部屋の中をぐるぐる徘徊するタンタンは、意外と小さく見えた。飼育担当者に質問したところ、以前は100キロを超えていたが、今はやせてしまい80キロ台なのだという。70歳過ぎの我が母も最近体重が落ちてきたので、なんだか他人事とは思えない……。お尻を振ったり、頭を八の字に振ったりしながら歩くタンタンは、悠然として見えた。

後ろ姿も愛くるしいタンタン様

「お嬢様」と呼ばれるタンタン

平日の午後ということもあり、人垣ができることもないので、飽きるまでタンタンを眺めることにした。1時間はいただろうか。すると、あることに私は気が付いた。ガラスに張り付いてタンタンを見守るメンバーが、全然変わらないのだ。それも女性ばかりが見入っている。

もちろん子供連れやカップルなど、訪れては「パンダ~!」と声を上げて別の動物に移動する人たちもいた。しかしガラス面の最前列は、不動のメンバーで固められていたのだ。そして「今日はお嬢様、よく動いてるねー」などと和やかに会話している。先ほどの飼育担当氏によれば、毎日のように様子伺いに来る常連さんもいるそうだ。

15時20分頃、にんじんやペレット、竹などのお食事がタンタンに捧げられた。
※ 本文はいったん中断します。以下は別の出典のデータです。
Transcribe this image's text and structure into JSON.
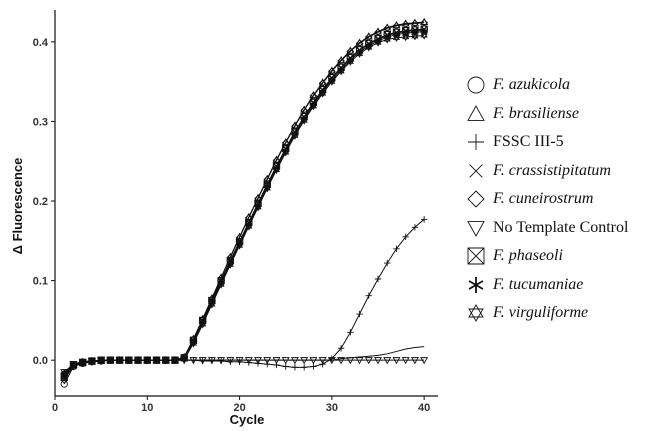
{
  "chart_data": {
    "type": "line",
    "title": "",
    "xlabel": "Cycle",
    "ylabel": "Δ Fluorescence",
    "xlim": [
      0,
      41.5
    ],
    "ylim": [
      -0.045,
      0.44
    ],
    "x_ticks": [
      0,
      10,
      20,
      30,
      40
    ],
    "x_tick_labels": [
      "0",
      "10",
      "20",
      "30",
      "40"
    ],
    "y_ticks": [
      0.0,
      0.1,
      0.2,
      0.3,
      0.4
    ],
    "y_tick_labels": [
      "0.0",
      "0.1",
      "0.2",
      "0.3",
      "0.4"
    ],
    "grid": false,
    "legend_position": "right",
    "x": [
      1,
      2,
      3,
      4,
      5,
      6,
      7,
      8,
      9,
      10,
      11,
      12,
      13,
      14,
      15,
      16,
      17,
      18,
      19,
      20,
      21,
      22,
      23,
      24,
      25,
      26,
      27,
      28,
      29,
      30,
      31,
      32,
      33,
      34,
      35,
      36,
      37,
      38,
      39,
      40
    ],
    "series": [
      {
        "name": "F. azukicola",
        "marker": "circle",
        "italic": true,
        "values": [
          -0.03,
          -0.008,
          -0.004,
          -0.002,
          -0.001,
          0,
          0,
          0,
          0,
          0,
          0,
          0,
          0,
          0.003,
          0.025,
          0.05,
          0.075,
          0.1,
          0.125,
          0.149,
          0.173,
          0.197,
          0.221,
          0.244,
          0.266,
          0.287,
          0.306,
          0.324,
          0.34,
          0.355,
          0.368,
          0.38,
          0.39,
          0.398,
          0.404,
          0.409,
          0.412,
          0.414,
          0.415,
          0.416
        ]
      },
      {
        "name": "F. brasiliense",
        "marker": "triangle-up",
        "italic": true,
        "values": [
          -0.022,
          -0.006,
          -0.003,
          -0.002,
          -0.001,
          0,
          0,
          0,
          0,
          0,
          0,
          0,
          0,
          0.004,
          0.027,
          0.052,
          0.078,
          0.104,
          0.13,
          0.155,
          0.18,
          0.204,
          0.228,
          0.252,
          0.274,
          0.295,
          0.315,
          0.333,
          0.349,
          0.364,
          0.377,
          0.389,
          0.399,
          0.407,
          0.413,
          0.418,
          0.421,
          0.423,
          0.424,
          0.425
        ]
      },
      {
        "name": "FSSC III-5",
        "marker": "plus",
        "italic": false,
        "values": [
          -0.02,
          -0.006,
          -0.003,
          -0.002,
          -0.001,
          0,
          0,
          0,
          0,
          0,
          0,
          0,
          0,
          0,
          0,
          -0.001,
          -0.001,
          -0.001,
          -0.002,
          -0.002,
          -0.003,
          -0.004,
          -0.005,
          -0.006,
          -0.008,
          -0.009,
          -0.009,
          -0.008,
          -0.005,
          0.002,
          0.015,
          0.035,
          0.058,
          0.081,
          0.102,
          0.122,
          0.14,
          0.155,
          0.167,
          0.177
        ]
      },
      {
        "name": "F. crassistipitatum",
        "marker": "x",
        "italic": true,
        "values": [
          -0.018,
          -0.005,
          -0.002,
          -0.001,
          0,
          0,
          0,
          0,
          0,
          0,
          0,
          0,
          0,
          0.002,
          0.024,
          0.049,
          0.074,
          0.099,
          0.124,
          0.148,
          0.172,
          0.196,
          0.22,
          0.243,
          0.265,
          0.286,
          0.305,
          0.323,
          0.339,
          0.354,
          0.367,
          0.379,
          0.389,
          0.397,
          0.403,
          0.408,
          0.411,
          0.413,
          0.414,
          0.415
        ]
      },
      {
        "name": "F. cuneirostrum",
        "marker": "diamond",
        "italic": true,
        "values": [
          -0.025,
          -0.007,
          -0.003,
          -0.002,
          -0.001,
          0,
          0,
          0,
          0,
          0,
          0,
          0,
          0,
          0.004,
          0.026,
          0.051,
          0.077,
          0.103,
          0.129,
          0.154,
          0.179,
          0.203,
          0.227,
          0.251,
          0.273,
          0.294,
          0.314,
          0.332,
          0.348,
          0.363,
          0.376,
          0.388,
          0.398,
          0.406,
          0.412,
          0.417,
          0.42,
          0.422,
          0.423,
          0.424
        ]
      },
      {
        "name": "No Template Control",
        "marker": "triangle-down",
        "italic": false,
        "values": [
          -0.015,
          -0.005,
          -0.002,
          -0.001,
          0,
          0,
          0,
          0,
          0,
          0,
          0,
          0,
          0,
          0,
          0,
          0,
          0,
          0,
          0,
          0,
          0,
          0,
          0,
          0,
          0,
          0,
          0,
          0,
          0,
          0,
          0,
          0,
          0,
          0,
          0,
          0,
          0,
          0,
          0,
          0
        ]
      },
      {
        "name": "F. phaseoli",
        "marker": "square-x",
        "italic": true,
        "values": [
          -0.02,
          -0.006,
          -0.003,
          -0.001,
          0,
          0,
          0,
          0,
          0,
          0,
          0,
          0,
          0,
          0.003,
          0.025,
          0.05,
          0.075,
          0.1,
          0.125,
          0.149,
          0.173,
          0.197,
          0.221,
          0.244,
          0.266,
          0.287,
          0.306,
          0.324,
          0.34,
          0.355,
          0.368,
          0.38,
          0.39,
          0.398,
          0.404,
          0.409,
          0.412,
          0.414,
          0.415,
          0.416
        ]
      },
      {
        "name": "F. tucumaniae",
        "marker": "asterisk",
        "italic": true,
        "values": [
          -0.016,
          -0.005,
          -0.002,
          -0.001,
          0,
          0,
          0,
          0,
          0,
          0,
          0,
          0,
          0,
          0.002,
          0.023,
          0.047,
          0.072,
          0.097,
          0.122,
          0.146,
          0.17,
          0.194,
          0.218,
          0.241,
          0.263,
          0.284,
          0.303,
          0.321,
          0.337,
          0.352,
          0.365,
          0.377,
          0.387,
          0.395,
          0.401,
          0.406,
          0.409,
          0.411,
          0.412,
          0.413
        ]
      },
      {
        "name": "F. virguliforme",
        "marker": "star6",
        "italic": true,
        "values": [
          -0.02,
          -0.006,
          -0.002,
          -0.001,
          0,
          0,
          0,
          0,
          0,
          0,
          0,
          0,
          0,
          0.001,
          0.021,
          0.045,
          0.07,
          0.095,
          0.12,
          0.144,
          0.168,
          0.192,
          0.216,
          0.239,
          0.261,
          0.282,
          0.301,
          0.319,
          0.335,
          0.35,
          0.363,
          0.375,
          0.385,
          0.393,
          0.399,
          0.403,
          0.405,
          0.406,
          0.407,
          0.408
        ]
      },
      {
        "name": "",
        "marker": "none",
        "italic": false,
        "values": [
          -0.015,
          -0.005,
          -0.002,
          -0.001,
          0,
          0,
          0,
          0,
          0,
          0,
          0,
          0,
          0,
          0,
          0,
          0,
          0,
          0,
          0,
          0,
          0,
          0,
          0,
          0,
          0,
          0,
          0,
          0,
          0,
          0,
          0.002,
          0.003,
          0.004,
          0.005,
          0.006,
          0.008,
          0.011,
          0.014,
          0.016,
          0.017
        ]
      }
    ]
  }
}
この竹は神戸産の孟宗竹や唐竹、淡竹(はちく)がメインで根曲がり竹、矢竹などもあるが、シーズンになると雌竹(めだけ)や四方竹(しほうちく)なども用意されるという。そしてペレットはゴリラ用のもので、他の園にあるようなパンダ団子は与えられていない。ガラス越しなので音はしないが、さきいかのように縦に割かれては噛まれる竹から、バサッバサッという響きが聞こえてくる気がした。
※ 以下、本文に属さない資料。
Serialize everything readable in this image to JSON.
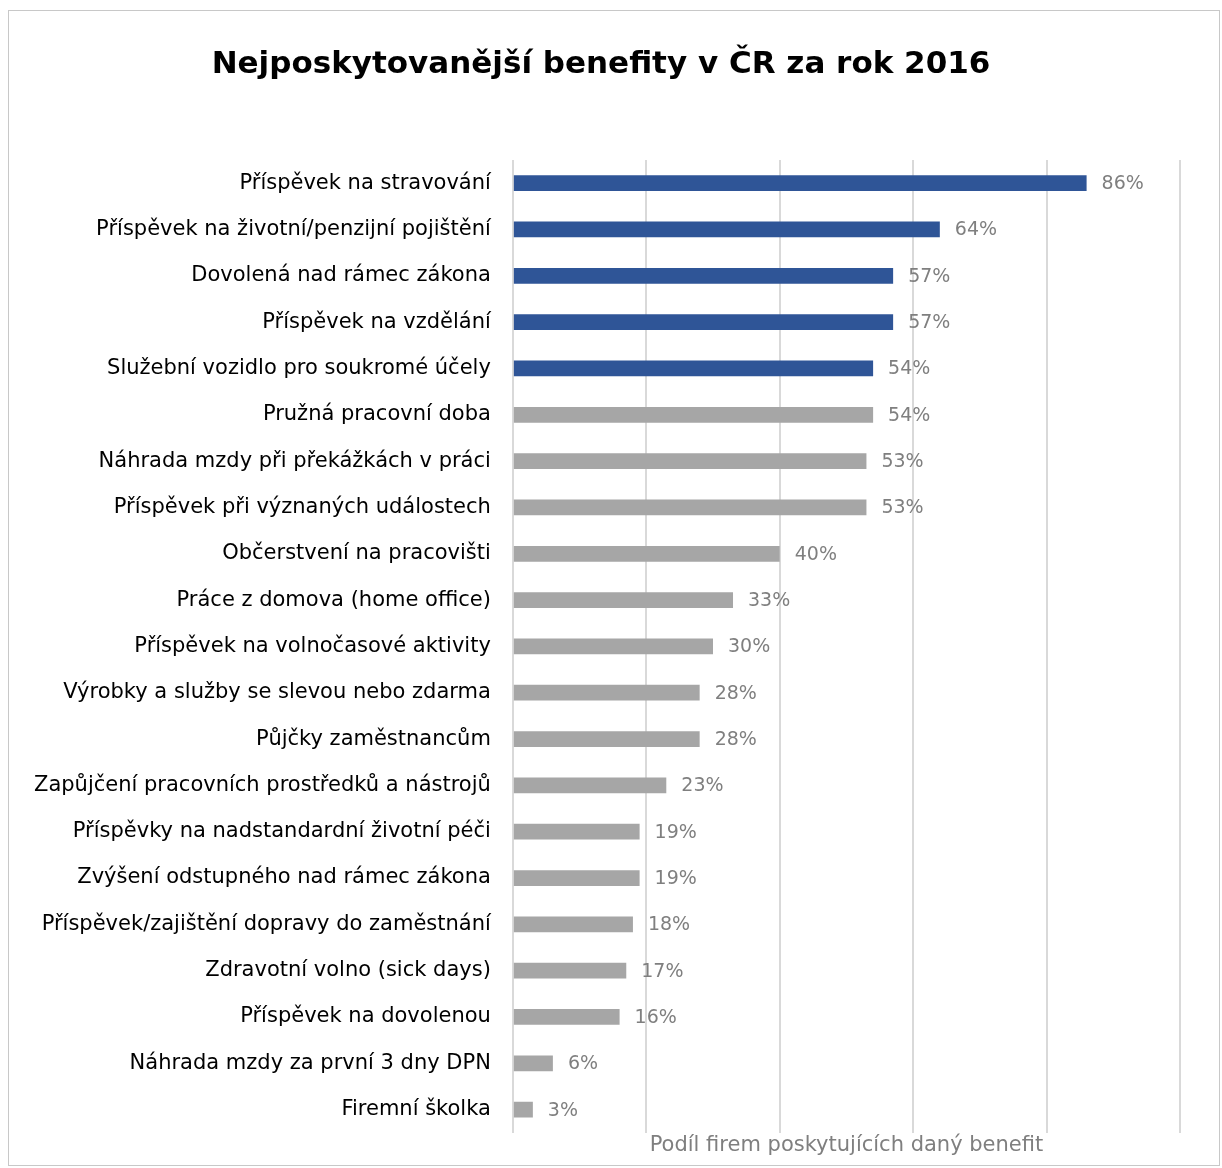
{
  "chart_data": {
    "type": "bar",
    "orientation": "horizontal",
    "title": "Nejposkytovanější benefity v ČR za rok 2016",
    "xlabel": "Podíl firem poskytujících daný benefit",
    "categories": [
      "Příspěvek na stravování",
      "Příspěvek na životní/penzijní pojištění",
      "Dovolená nad rámec zákona",
      "Příspěvek na vzdělání",
      "Služební vozidlo pro soukromé účely",
      "Pružná pracovní doba",
      "Náhrada mzdy při překážkách v práci",
      "Příspěvek při význaných událostech",
      "Občerstvení na pracovišti",
      "Práce z domova (home office)",
      "Příspěvek na volnočasové aktivity",
      "Výrobky a služby se slevou nebo zdarma",
      "Půjčky zaměstnancům",
      "Zapůjčení pracovních prostředků a nástrojů",
      "Příspěvky na nadstandardní životní péči",
      "Zvýšení odstupného nad rámec zákona",
      "Příspěvek/zajištění dopravy do zaměstnání",
      "Zdravotní volno (sick days)",
      "Příspěvek na dovolenou",
      "Náhrada mzdy za první 3 dny DPN",
      "Firemní školka"
    ],
    "values": [
      86,
      64,
      57,
      57,
      54,
      54,
      53,
      53,
      40,
      33,
      30,
      28,
      28,
      23,
      19,
      19,
      18,
      17,
      16,
      6,
      3
    ],
    "value_labels": [
      "86%",
      "64%",
      "57%",
      "57%",
      "54%",
      "54%",
      "53%",
      "53%",
      "40%",
      "33%",
      "30%",
      "28%",
      "28%",
      "23%",
      "19%",
      "19%",
      "18%",
      "17%",
      "16%",
      "6%",
      "3%"
    ],
    "colors": [
      "#2f5597",
      "#2f5597",
      "#2f5597",
      "#2f5597",
      "#2f5597",
      "#a6a6a6",
      "#a6a6a6",
      "#a6a6a6",
      "#a6a6a6",
      "#a6a6a6",
      "#a6a6a6",
      "#a6a6a6",
      "#a6a6a6",
      "#a6a6a6",
      "#a6a6a6",
      "#a6a6a6",
      "#a6a6a6",
      "#a6a6a6",
      "#a6a6a6",
      "#a6a6a6",
      "#a6a6a6"
    ],
    "xlim": [
      0,
      100
    ],
    "xticks": [
      {
        "value": 0,
        "label": null
      },
      {
        "value": 20,
        "label": null
      },
      {
        "value": 40,
        "label": null
      },
      {
        "value": 60,
        "label": null
      },
      {
        "value": 80,
        "label": null
      },
      {
        "value": 100,
        "label": null
      }
    ],
    "grid": "x",
    "tick_labels": "y",
    "legend": false
  }
}
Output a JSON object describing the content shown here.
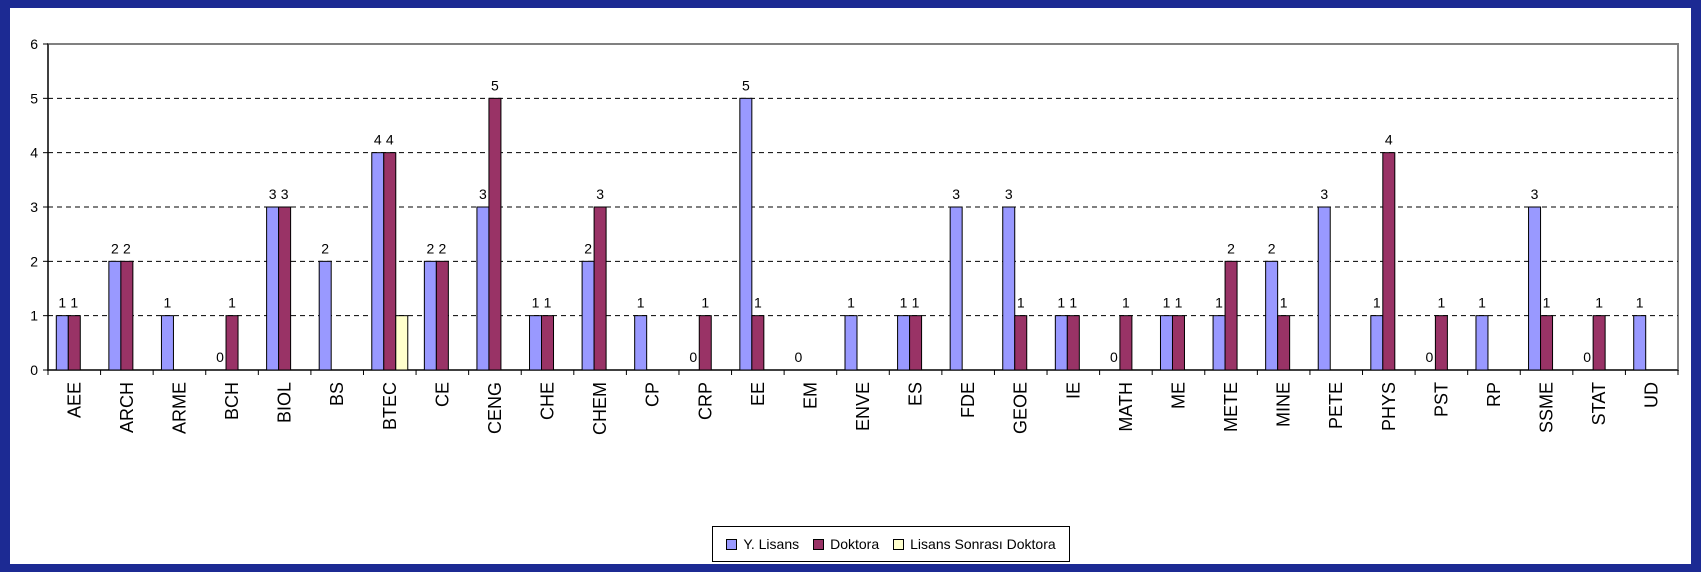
{
  "chart_data": {
    "type": "bar",
    "categories": [
      "AEE",
      "ARCH",
      "ARME",
      "BCH",
      "BIOL",
      "BS",
      "BTEC",
      "CE",
      "CENG",
      "CHE",
      "CHEM",
      "CP",
      "CRP",
      "EE",
      "EM",
      "ENVE",
      "ES",
      "FDE",
      "GEOE",
      "IE",
      "MATH",
      "ME",
      "METE",
      "MINE",
      "PETE",
      "PHYS",
      "PST",
      "RP",
      "SSME",
      "STAT",
      "UD"
    ],
    "series": [
      {
        "name": "Y. Lisans",
        "color": "#9999ff",
        "values": [
          1,
          2,
          1,
          0,
          3,
          2,
          4,
          2,
          3,
          1,
          2,
          1,
          0,
          5,
          0,
          1,
          1,
          3,
          3,
          1,
          0,
          1,
          1,
          2,
          3,
          1,
          0,
          1,
          3,
          0,
          1
        ],
        "labels": [
          "1",
          "2",
          "1",
          "0",
          "3",
          "2",
          "4",
          "2",
          "3",
          "1",
          "2",
          "1",
          "0",
          "5",
          "0",
          "1",
          "1",
          "3",
          "3",
          "1",
          "0",
          "1",
          "1",
          "2",
          "3",
          "1",
          "0",
          "1",
          "3",
          "0",
          "1"
        ]
      },
      {
        "name": "Doktora",
        "color": "#993366",
        "values": [
          1,
          2,
          null,
          1,
          3,
          null,
          4,
          2,
          5,
          1,
          3,
          null,
          1,
          1,
          null,
          null,
          1,
          null,
          1,
          1,
          1,
          1,
          2,
          1,
          null,
          4,
          1,
          null,
          1,
          1,
          null
        ],
        "labels": [
          "1",
          "2",
          "",
          "1",
          "3",
          "",
          "4",
          "2",
          "5",
          "1",
          "3",
          "",
          "1",
          "1",
          "",
          "",
          "1",
          "",
          "1",
          "1",
          "1",
          "1",
          "2",
          "1",
          "",
          "4",
          "1",
          "",
          "1",
          "1",
          ""
        ]
      },
      {
        "name": "Lisans Sonrası Doktora",
        "color": "#ffffcc",
        "values": [
          null,
          null,
          null,
          null,
          null,
          null,
          1,
          null,
          null,
          null,
          null,
          null,
          null,
          null,
          null,
          null,
          null,
          null,
          null,
          null,
          null,
          null,
          null,
          null,
          null,
          null,
          null,
          null,
          null,
          null,
          null
        ],
        "labels": [
          "",
          "",
          "",
          "",
          "",
          "",
          "",
          "",
          "",
          "",
          "",
          "",
          "",
          "",
          "",
          "",
          "",
          "",
          "",
          "",
          "",
          "",
          "",
          "",
          "",
          "",
          "",
          "",
          "",
          "",
          ""
        ]
      }
    ],
    "yticks": [
      0,
      1,
      2,
      3,
      4,
      5,
      6
    ],
    "ylim": [
      0,
      6
    ],
    "grid": "dashed horizontal",
    "legend_position": "bottom"
  }
}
ただエサを食む。それだけで皆さま方の視線を独り占めのタンタン様
竹を召し上がるタンタン様

お食事を見守る皆さま方の目が、タンタンにくぎ付けになっている。そう、おひとりさまだとかそんなことは関係ない。タンタンはいるだけで見る人をほっこりさせてくれるし、それゆえに深く愛されているのだ。もはや存在自体が宝なのだ。

どうかいつまでもお元気で、ジァジァの記録を更新して欲しい。そう願ってやまないのは、私だけではないはずだ。

おひとりさまでも元気なサンゴ

パンダ舎からコアラ舎がある「動物とこどもの国」を目指す。なぜならここには、カワウソがいるからだ。3年前にも訪れたことがあるが、カップルと思しき2匹のコツメカワウソがくるくると動き回る、至福の空間(私見)だったことが今も記憶に刻まれている。
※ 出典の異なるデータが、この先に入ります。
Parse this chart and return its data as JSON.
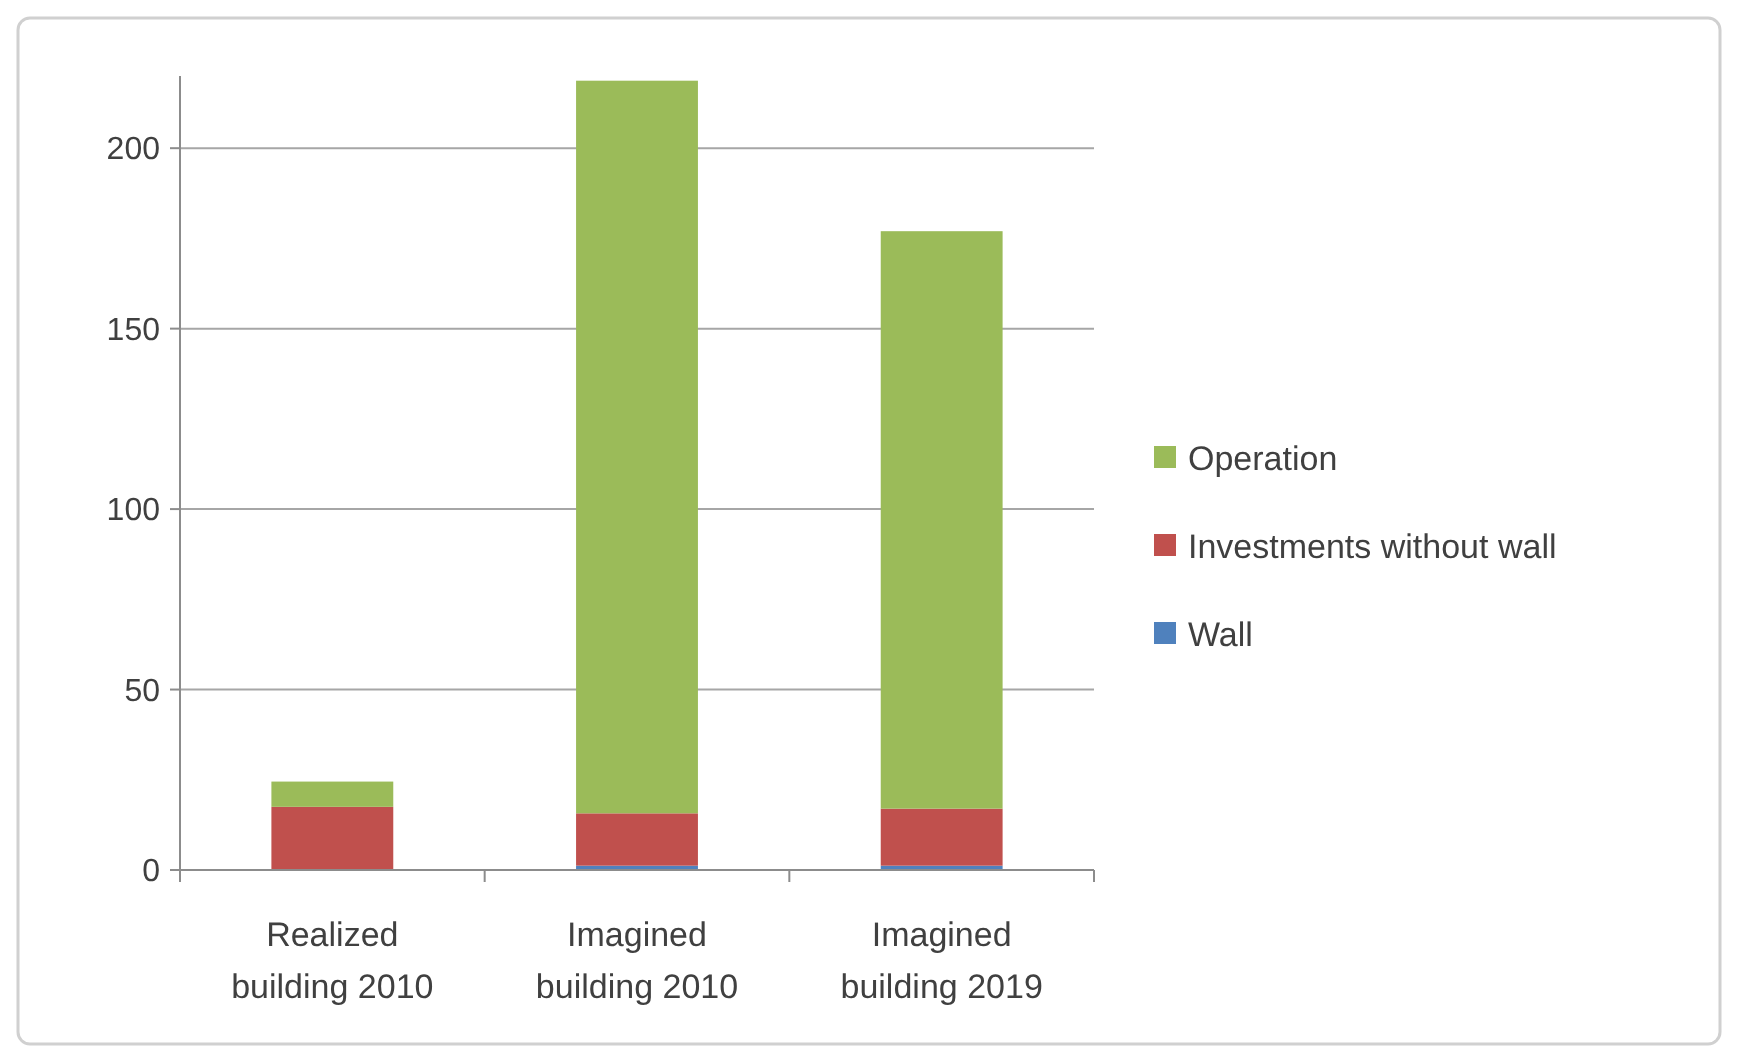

待っておれと言わんばかりにカワウソ舎にたどり着くと、どこにもカワウソはいなかった。しかしドンゴロスがもぞもぞと動いているので、中にいるのだろう。ここで諦めてはカワウソ一人旅の名折れであると思い、待機しているとすぐに姿を現した。

ドンゴロスから出てきてくださったサンゴ様

彼女の名前はサンゴ。今はおひとりさまだ。連れのアトム君は2019年9月、13歳で亡くなっている。
嗚呼、サンゴ。勝手に寂しくなる筆者をよそに、サンゴはのびをしたりキョロキョロしたり動き回ったりと、とにかくせわしない。しかし私はその理由を、3年前に聞いて知っている。閉園するとすぐに、お食事タイムがやってくるからだ。今の彼女にとって、近づいてくるホモサピエンスは、食事を持って来るか来ないか、ただそれだけのようだ。

動くたびに「かわいい~!」と騒がれるサンゴ様

サンゴのお食事はアジやどじょう、ワカサギだという。それって下手すりゃ私の日常より豪華……。しかしサンゴも、いるだけで訪れた人を笑顔にする。そんな尊い存在なのだから、ワカサギなど安いものである。

王者の風格で「何見てんだよ」的な表情を浮かべる、コアラのピーター様

1日600円で何度も楽しくさせてくれるだけでなく、気高く生きるおひとりさま動物にエールを送ることもできる。そんな王子動物園に今度いつ行けるか、今のところはまだわからない。けれど遠い街に、ひとりで行けるお気に入りの場所ができることは、とても幸せなことではないかと思う。かわうそ一人旅、まだまだ続きます(多分)。